Intel beefs up security in vPro

Latest version of the PC platform includes new virtualisation security and improved AMT capabilities

Intel has officially launched an updated vPro desktop platform for businesses. Previously codenamed Weybridge, the upgrade adds new hardware security features designed to protect against malicious code and enhances the platform’s built-in Active Management Technology (AMT).

Launched last year, the vPro brand combines Core 2 Duo chips, AMT, and Intel’s VT hardware support for virtualisation. Weybridge builds on this, adding Trusted Execution Technology (TXT) and Virtualisation Technology for Directed I/O (VT-d) to provide better isolation for virtual machines.

The updated platform supports these features through three new Core 2 Duo processors, the Q35 Express motherboard chipset and an Intel gigabit Ethernet adaptor chip.

In conjunction with a Trusted Platform Module (TPM) security chip and a supported operating system, TXT enables a PC to be audited at boot-up and compared with a known “good state” to ensure it has not been compromised, Intel said. TXT also provides protection for memory buffers, preventing malicious code snooping on information belonging to other applications.

Intel technical marketing manager David Hollway said TXT combined with VT-d enforces separation of virtual machines, so long as the virtual machine manager (VMM) layer supports these technologies.

“With virtual machines, it becomes important that user-side software cannot interfere with the VMM. If you can subvert the VMM, the [virtual machine] has no way of detecting that,” he said. Intel’s hypervisor, which the firm has licensed to Symantec, supports the technology.

AMT has also been updated in the new platform so that it can be configured down the wire, Hollway said, and this can be back-ported to older vPro systems. “It’s now possible to leave a machine unprovisioned, and push the client across the network. There’s no need to go into the firmware.”

Intel is hoping the updated vPro will enjoy greater success than the first incarnation. Vendors such as Fujitsu Siemens, Lenovo and HP are preparing to ship systems, according to Hollway, and even Dell is now backing it, following Intel’s decision to comply with the Distributed Management Task Force’s Dash interoperability specifications.

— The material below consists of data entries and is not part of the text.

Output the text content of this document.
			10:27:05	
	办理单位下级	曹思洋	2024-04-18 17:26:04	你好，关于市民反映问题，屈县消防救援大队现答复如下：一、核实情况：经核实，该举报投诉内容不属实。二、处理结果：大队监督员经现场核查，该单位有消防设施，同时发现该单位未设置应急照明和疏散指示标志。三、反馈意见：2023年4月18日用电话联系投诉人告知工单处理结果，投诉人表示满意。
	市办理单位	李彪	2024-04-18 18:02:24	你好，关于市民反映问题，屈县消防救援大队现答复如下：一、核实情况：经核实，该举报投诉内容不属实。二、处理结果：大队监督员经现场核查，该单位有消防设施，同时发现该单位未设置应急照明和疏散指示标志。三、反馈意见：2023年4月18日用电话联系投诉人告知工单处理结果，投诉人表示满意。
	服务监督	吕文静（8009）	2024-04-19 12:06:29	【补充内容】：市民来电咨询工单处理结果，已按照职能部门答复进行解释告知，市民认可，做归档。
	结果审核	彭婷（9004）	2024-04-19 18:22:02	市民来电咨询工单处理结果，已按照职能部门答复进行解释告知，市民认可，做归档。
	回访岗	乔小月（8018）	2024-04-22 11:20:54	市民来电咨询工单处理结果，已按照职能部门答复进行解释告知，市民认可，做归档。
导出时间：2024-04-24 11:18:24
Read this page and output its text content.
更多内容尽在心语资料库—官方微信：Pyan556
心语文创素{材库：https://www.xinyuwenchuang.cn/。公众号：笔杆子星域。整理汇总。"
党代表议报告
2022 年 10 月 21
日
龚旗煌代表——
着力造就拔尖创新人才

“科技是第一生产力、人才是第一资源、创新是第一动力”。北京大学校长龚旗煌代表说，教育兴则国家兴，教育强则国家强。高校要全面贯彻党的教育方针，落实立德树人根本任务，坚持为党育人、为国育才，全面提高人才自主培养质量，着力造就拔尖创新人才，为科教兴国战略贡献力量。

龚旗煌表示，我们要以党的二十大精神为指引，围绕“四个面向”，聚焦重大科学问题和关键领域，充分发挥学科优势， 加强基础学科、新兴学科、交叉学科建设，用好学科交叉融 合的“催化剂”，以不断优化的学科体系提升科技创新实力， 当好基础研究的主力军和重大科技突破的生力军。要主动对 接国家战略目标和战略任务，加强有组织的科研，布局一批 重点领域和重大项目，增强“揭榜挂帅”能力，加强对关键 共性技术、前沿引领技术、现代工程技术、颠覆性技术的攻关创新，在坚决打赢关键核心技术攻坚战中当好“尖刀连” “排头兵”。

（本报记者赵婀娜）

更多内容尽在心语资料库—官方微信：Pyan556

However, Neil MacDonald of analyst firm Gartner said that vPro had not been very successful so far because features such as the ability to deploy virtual appliances in a separate service partition were poorly supported.

“When people buy vPro they are getting something capable of supporting these features, but they aren’t included,” he said. This will not be fixed unless Intel can provide a low-cost route to building virtual appliances, but this would probably involve Linux and risk upsetting Microsoft, he added.

Buyers also do not need a vPro system to get some of its more enterprise-friendly features, MacDonald said. The Bitlocker feature in Windows Vista can provide trusted boot-up, for example.

“AMT is also a cool technology, but it existed before vPro. Including it is more of a marketing exercise on Intel’s part,” he added.